Field of vision test
What is the field of view or field of vision?
When you look ahead, you can usually see most of the space in front of you. Without moving our eyes, we see not only what is directly in front of us, but also what is above, below and to either side. Most people know this as ‘peripheral vision’. The whole area we see is called the field of vision.
Vision is usually best in the centre of the field of vision. . That’s why we turn our eyes towards objects we want to see better. The further an object is from the centre of our vision, the less clearly we see it. When an object moves far enough to the side, it disappears from our field of vision completely.
The visual field test looks at how far up, down, left and right the eye can see without moving and how sensitive the vision is in different parts of the visual field.
What is visual field loss and what are the symptoms?
Visual field loss is when any part of a person’s visual field is impaired. Visual field loss can occur both in the periphery and near the centre of vision.

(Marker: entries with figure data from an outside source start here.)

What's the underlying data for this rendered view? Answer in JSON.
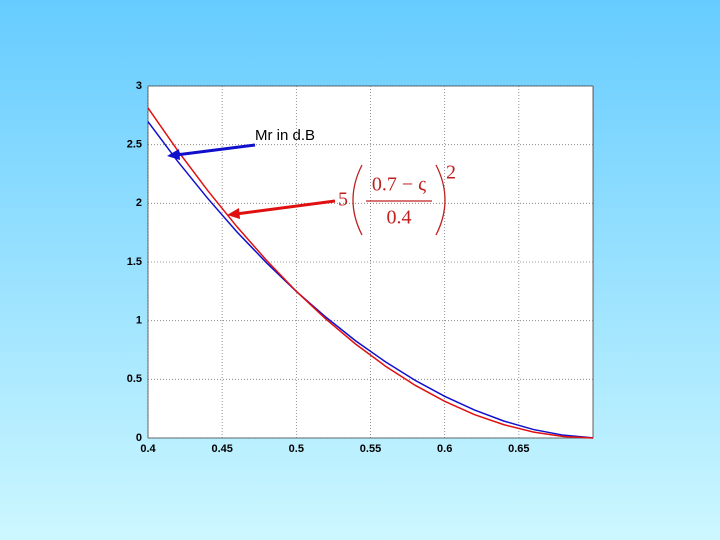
{
  "chart_data": {
    "type": "line",
    "x": [
      0.4,
      0.42,
      0.44,
      0.46,
      0.48,
      0.5,
      0.52,
      0.54,
      0.56,
      0.58,
      0.6,
      0.62,
      0.64,
      0.66,
      0.68,
      0.7
    ],
    "series": [
      {
        "name": "Mr in d.B",
        "color": "#1010cc",
        "values": [
          2.696,
          2.358,
          2.046,
          1.756,
          1.492,
          1.249,
          1.029,
          0.828,
          0.65,
          0.492,
          0.355,
          0.239,
          0.144,
          0.072,
          0.024,
          0.001
        ]
      },
      {
        "color": "#e01010",
        "values": [
          2.813,
          2.45,
          2.113,
          1.8,
          1.513,
          1.25,
          1.013,
          0.8,
          0.613,
          0.45,
          0.313,
          0.2,
          0.113,
          0.05,
          0.013,
          0
        ]
      }
    ],
    "formula": {
      "coefficient": "5",
      "numerator": "0.7 − ς",
      "denominator": "0.4",
      "exponent": "2"
    },
    "xlim": [
      0.4,
      0.7
    ],
    "xticks": [
      0.4,
      0.45,
      0.5,
      0.55,
      0.6,
      0.65
    ],
    "ylim": [
      0,
      3
    ],
    "yticks": [
      0,
      0.5,
      1,
      1.5,
      2,
      2.5,
      3
    ],
    "grid": true
  }
}
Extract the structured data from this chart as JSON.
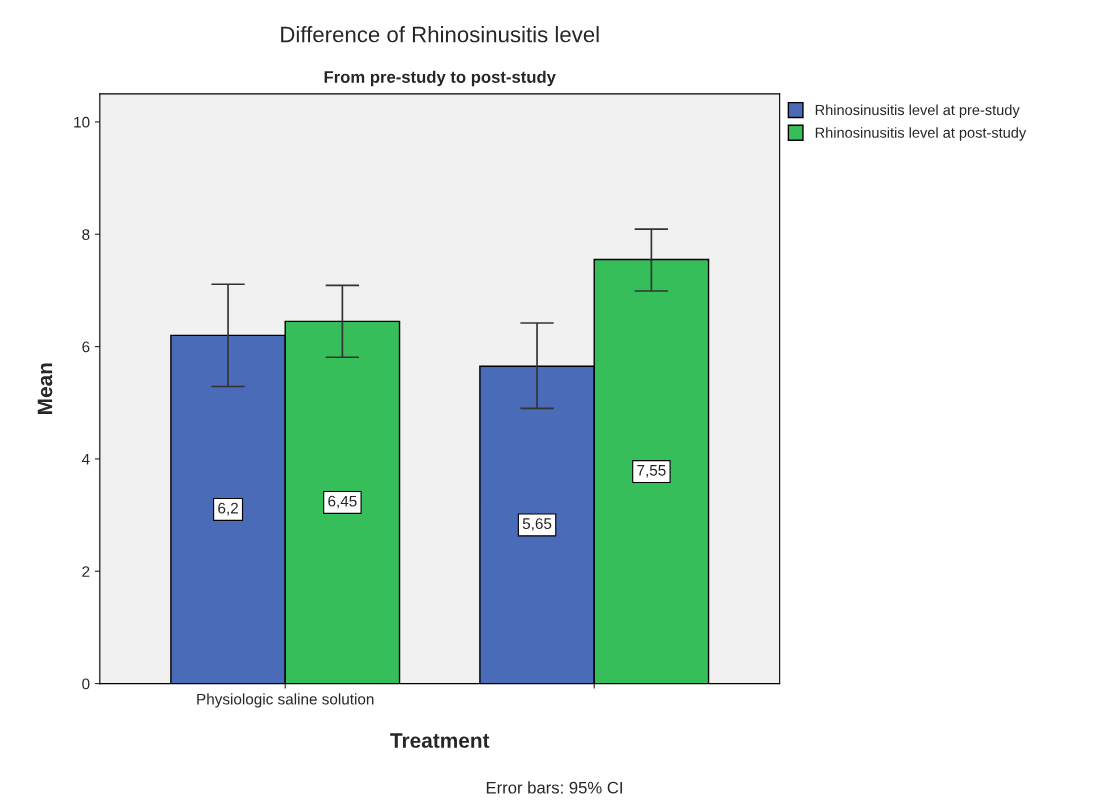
{
  "chart_data": {
    "type": "bar",
    "title": "Difference of Rhinosinusitis level",
    "subtitle": "From pre-study to post-study",
    "xlabel": "Treatment",
    "ylabel": "Mean",
    "categories": [
      "Physiologic saline solution",
      null
    ],
    "series": [
      {
        "name": "Rhinosinusitis level at pre-study",
        "color": "#4a6bb8",
        "values": [
          6.2,
          5.65
        ],
        "value_labels": [
          "6,2",
          "5,65"
        ],
        "errors": [
          [
            5.29,
            7.11
          ],
          [
            4.9,
            6.42
          ]
        ]
      },
      {
        "name": "Rhinosinusitis level at post-study",
        "color": "#35be5a",
        "values": [
          6.45,
          7.55
        ],
        "value_labels": [
          "6,45",
          "7,55"
        ],
        "errors": [
          [
            5.81,
            7.09
          ],
          [
            6.99,
            8.09
          ]
        ]
      }
    ],
    "ylim": [
      0,
      10.5
    ],
    "yticks": [
      0,
      2,
      4,
      6,
      8,
      10
    ],
    "grid": false,
    "legend": "top right",
    "annotations": [
      "Error bars: 95% CI"
    ]
  }
}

In the case of central visual field loss, the patient often does not perceive anything at all because the visual field loss in one eye is compensated by the other eye. The loss of central vision can affect visual acuity, the ability to distinguish shapes and details in one’s vision. People with central vision loss often feel that they cannot see fine detail or see blurry spots in the centre of the visual field. As the underlying disease and the damage it causes progresses, the blurred spots eventually turn into dark or ‘blind’ spots. The individual may have difficulty reading or driving, especially if the increased blind spot reaches the centre of the visual field.
Greater visual field loss can usually be caused by various eye conditions. For example, visual field loss may be the first sign of damage caused by glaucoma, but it can also be caused by cataracts or macular degeneration.
Causes of central vision loss
Many eye diseases can cause central vision loss. Most of these affect the retina or macula.
- Age-related macular degeneration
A change in the macula (which can be atrophic or even thickening) in the central visual field, resulting in loss of vision and reduced visual acuity.
A visual field test is essential in the case of glaucoma, because an increase in intraocular pressure leads to damage to the optic nerve, early signs of which can be detected by this test.
Cataracts are one of the most common causes of vision loss among the elderly, with cataracts causing blurred vision. Cataracts can affect the entire field of vision.
- Diabetic retinopathy
In early stages, it causes blurred vision, floaters in the visual field and changes in colour perception. If left untreated, diebethic rhytonopia can lead to permanent vision loss.
Why do I need a visual field test?
A visual field test can help your doctor find early signs of diseases that are gradually damaging your vision, such as glaucoma. Some patients with glaucoma may not notice any vision problems, but a visual field test can show that peripheral vision has been lost.
A visual field test can also help the doctor to learn more about the part of the nervous system that allows us to see. The visual part of the nervous system includes the retina, the optic nerve and the brain itself. The visual part of the nervous system includes the retina, the optic nerve and the brain itself. Problems with any part of the system can alter the visual field. The test results show well-known patterns that help doctors identify certain types of damage or disease. By repeating several visual field tests at regular intervals, doctors can also tell whether a patient’s condition is getting better or worse.
How is a visual field test carried out?
A perimetre, or visual field device, is used to map the field of vision and the lesions in the field of vision. The visual field test is completely painless and does not require pupil dilation.
During the eye test, the field of vision is examined in one eye at a time, while the other eye is completely covered to avoid errors. During each examination, the patient must always look straight ahead to accurately map the peripheral visual field. Most modern visual field testing equipment continuously monitors fixation, or the patient’s ability to look straight ahead at all times.
The test is exciting, like a video game, as soon as you see a point of light, you have to press a button. By summing up your answers, the field of vision of the eye being tested can be drawn and any aberrations can be detected. The size of the lost area can be compared and traced, and important conclusions can be drawn from their extent.
In our vision center, we use the Opto AP300 automatic perimeter, which offers exceptional accuracy, speed and reliable results in visual field analysis.